Set in Mysuru between 2001 and 2011, the film follows Prashanth, known as "Pachcha", a young man running a CD rental shop who lives quietly with his girlfriend, his mother, and his younger brother. When his father dies, Pachcha discovers the existence of a hidden first family, including a legal son named Nagappa. Behind the family's marigold farms lies a concealed marijuana trade, with connections reaching into local political circles. As Pachcha becomes entangled in the criminal underworld, he is forced to confront the consequences of the choices that shape his rise.

== Cast ==
- Sanchith Sanjeev as Prashanth "Pachcha"
- Kaajal Kunder as Sooji
- Mayur Patel as Nagappa
- Prashanth Hiremath
- Ugramm Manju
- Hamsa Narayanaswamy
- Harini Shreekanth
- Jai Gopinath as Shyam
- Bhavana

== Production ==
=== Development and casting ===
The film marked the lead acting debut of Sanchith Sanjeev, the nephew of Kannada actor Kichcha Sudeep.
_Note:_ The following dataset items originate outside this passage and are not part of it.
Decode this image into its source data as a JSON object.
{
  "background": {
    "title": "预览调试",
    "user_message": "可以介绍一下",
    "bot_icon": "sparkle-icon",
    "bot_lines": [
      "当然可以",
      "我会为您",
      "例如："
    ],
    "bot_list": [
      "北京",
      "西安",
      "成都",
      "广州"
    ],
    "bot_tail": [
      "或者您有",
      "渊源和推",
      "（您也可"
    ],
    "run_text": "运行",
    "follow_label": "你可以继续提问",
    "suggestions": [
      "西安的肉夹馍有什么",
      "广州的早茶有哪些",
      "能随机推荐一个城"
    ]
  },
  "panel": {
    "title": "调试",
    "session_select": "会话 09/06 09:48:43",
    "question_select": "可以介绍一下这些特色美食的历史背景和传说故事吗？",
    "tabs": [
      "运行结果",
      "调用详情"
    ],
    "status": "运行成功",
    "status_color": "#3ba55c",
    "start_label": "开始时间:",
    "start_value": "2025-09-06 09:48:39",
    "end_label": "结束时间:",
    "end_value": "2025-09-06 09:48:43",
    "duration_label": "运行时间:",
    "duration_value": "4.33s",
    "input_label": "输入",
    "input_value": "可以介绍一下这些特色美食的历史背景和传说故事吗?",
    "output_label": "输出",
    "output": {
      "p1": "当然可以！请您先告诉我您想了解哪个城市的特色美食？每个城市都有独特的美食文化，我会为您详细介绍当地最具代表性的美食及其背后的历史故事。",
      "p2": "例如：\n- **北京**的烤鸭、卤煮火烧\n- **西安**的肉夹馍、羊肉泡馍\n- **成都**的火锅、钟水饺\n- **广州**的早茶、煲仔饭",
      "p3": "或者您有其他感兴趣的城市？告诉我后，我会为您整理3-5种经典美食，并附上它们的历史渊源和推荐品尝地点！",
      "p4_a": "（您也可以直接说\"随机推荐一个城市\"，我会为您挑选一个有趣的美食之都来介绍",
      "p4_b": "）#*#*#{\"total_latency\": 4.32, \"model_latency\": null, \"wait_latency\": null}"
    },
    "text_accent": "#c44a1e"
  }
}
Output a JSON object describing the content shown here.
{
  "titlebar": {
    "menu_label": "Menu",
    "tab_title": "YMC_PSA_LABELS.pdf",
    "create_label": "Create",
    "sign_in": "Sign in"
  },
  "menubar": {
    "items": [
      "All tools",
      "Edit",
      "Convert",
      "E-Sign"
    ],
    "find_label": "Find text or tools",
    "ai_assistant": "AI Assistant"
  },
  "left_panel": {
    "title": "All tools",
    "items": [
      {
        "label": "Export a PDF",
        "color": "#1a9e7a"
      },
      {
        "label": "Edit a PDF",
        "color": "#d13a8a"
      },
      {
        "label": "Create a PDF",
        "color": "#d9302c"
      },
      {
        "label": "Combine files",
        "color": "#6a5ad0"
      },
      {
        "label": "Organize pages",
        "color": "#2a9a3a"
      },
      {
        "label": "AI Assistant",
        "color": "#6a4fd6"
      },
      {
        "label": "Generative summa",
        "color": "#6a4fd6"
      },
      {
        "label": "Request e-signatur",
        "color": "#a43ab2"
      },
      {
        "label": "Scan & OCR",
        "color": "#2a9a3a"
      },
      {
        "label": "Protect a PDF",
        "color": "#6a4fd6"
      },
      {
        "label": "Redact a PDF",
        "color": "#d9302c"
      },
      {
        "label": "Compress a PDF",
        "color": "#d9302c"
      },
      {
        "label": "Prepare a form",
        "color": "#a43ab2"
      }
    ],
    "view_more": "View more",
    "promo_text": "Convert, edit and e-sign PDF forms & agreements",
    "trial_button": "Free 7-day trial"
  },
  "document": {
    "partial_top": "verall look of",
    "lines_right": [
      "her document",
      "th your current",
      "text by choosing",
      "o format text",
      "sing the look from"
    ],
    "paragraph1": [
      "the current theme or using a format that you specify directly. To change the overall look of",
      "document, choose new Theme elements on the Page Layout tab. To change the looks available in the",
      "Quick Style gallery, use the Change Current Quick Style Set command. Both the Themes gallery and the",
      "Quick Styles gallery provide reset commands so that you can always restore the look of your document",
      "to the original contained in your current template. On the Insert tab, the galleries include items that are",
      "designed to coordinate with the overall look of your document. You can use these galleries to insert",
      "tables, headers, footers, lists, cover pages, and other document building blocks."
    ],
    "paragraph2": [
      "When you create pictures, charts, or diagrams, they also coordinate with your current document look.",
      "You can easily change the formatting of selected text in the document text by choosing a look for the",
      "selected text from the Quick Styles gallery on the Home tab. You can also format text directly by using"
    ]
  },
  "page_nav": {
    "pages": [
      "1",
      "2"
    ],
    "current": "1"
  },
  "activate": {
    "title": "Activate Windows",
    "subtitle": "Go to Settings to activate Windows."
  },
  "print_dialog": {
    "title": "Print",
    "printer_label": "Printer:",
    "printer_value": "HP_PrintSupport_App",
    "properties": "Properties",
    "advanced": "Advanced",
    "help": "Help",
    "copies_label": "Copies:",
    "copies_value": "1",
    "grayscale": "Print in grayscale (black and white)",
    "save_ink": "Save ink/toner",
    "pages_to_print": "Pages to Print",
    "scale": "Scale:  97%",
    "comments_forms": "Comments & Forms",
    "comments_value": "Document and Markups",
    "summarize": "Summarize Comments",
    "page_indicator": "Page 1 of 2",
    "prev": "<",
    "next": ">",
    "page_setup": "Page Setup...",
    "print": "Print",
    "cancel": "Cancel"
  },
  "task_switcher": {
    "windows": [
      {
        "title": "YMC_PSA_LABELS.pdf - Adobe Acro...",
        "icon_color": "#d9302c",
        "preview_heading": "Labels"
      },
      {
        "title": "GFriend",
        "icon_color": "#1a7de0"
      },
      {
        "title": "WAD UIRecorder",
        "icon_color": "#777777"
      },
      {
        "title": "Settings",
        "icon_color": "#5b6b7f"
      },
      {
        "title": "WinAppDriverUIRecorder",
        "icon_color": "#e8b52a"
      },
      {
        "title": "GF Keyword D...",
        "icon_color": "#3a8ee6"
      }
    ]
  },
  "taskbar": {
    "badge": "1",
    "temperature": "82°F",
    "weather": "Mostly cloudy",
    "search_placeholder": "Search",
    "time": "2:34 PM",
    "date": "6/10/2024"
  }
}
Sanjeev had previously trained in acting and filmmaking at the New York Film Academy and worked as an assistant director on Sudeep's film Maanikya before transitioning to acting. Kichcha Sudeep contributed guidance during the film's development and provided a voiceover.

=== Music ===
The soundtrack and background score were composed by Charan Raj, incorporating elements of independent and hip-hop music.

Track listing
| No. | Title | Lyrics | Singer(s) and Artist(s) | Length |
|---|---|---|---|---|
| 1. | "Hasaravva" | Viveka, Sharath Vashisht | Mohan Kumar, Charan Raj | 3:37 |
| 2. | "Araginiye" | Dhananjay Rajan | Kapil Kapilan, Saanvi Sudeep | 3:40 |
| 3. | "Kadak Maal" | Rahul Dit-O, MC Biju, Pavan Sadak, Nagarjun Sharma | Rahul Dit-O, MC Bijju, Pavan Sadak | 3:57 |

== Release ==
The film was distributed by KRG Studios and released theatrically on 5 June 2026.

=== Box office ===
Mango Pachcha opened to a limited response across Karnataka, with modest reach in other states and negligible overseas collections.

== Reception ==
Mango Pachcha received mixed reviews from critics.

Writing for The Hindu, Vivek M. V. described the film as a "slick thriller" and praised director Viveka's approach of avoiding conventional commercial-film hero tropes. He also commended Sanchith Sanjeev's performance, describing the actor's debut as promising.

The Deccan Herald awarded the film 2.5 out of 5 stars. The review praised the film's premise and period setting but criticised its narrative execution, stating that it established its world with promise before losing focus in the latter half.

Critical responses generally highlighted the film's technical aspects, particularly Charan Raj's background score, cinematography, and Sanchith Sanjeev's screen presence. Several reviewers, however, criticised the film's character development and emotional depth, arguing that its brisk pacing limited the impact of the narrative.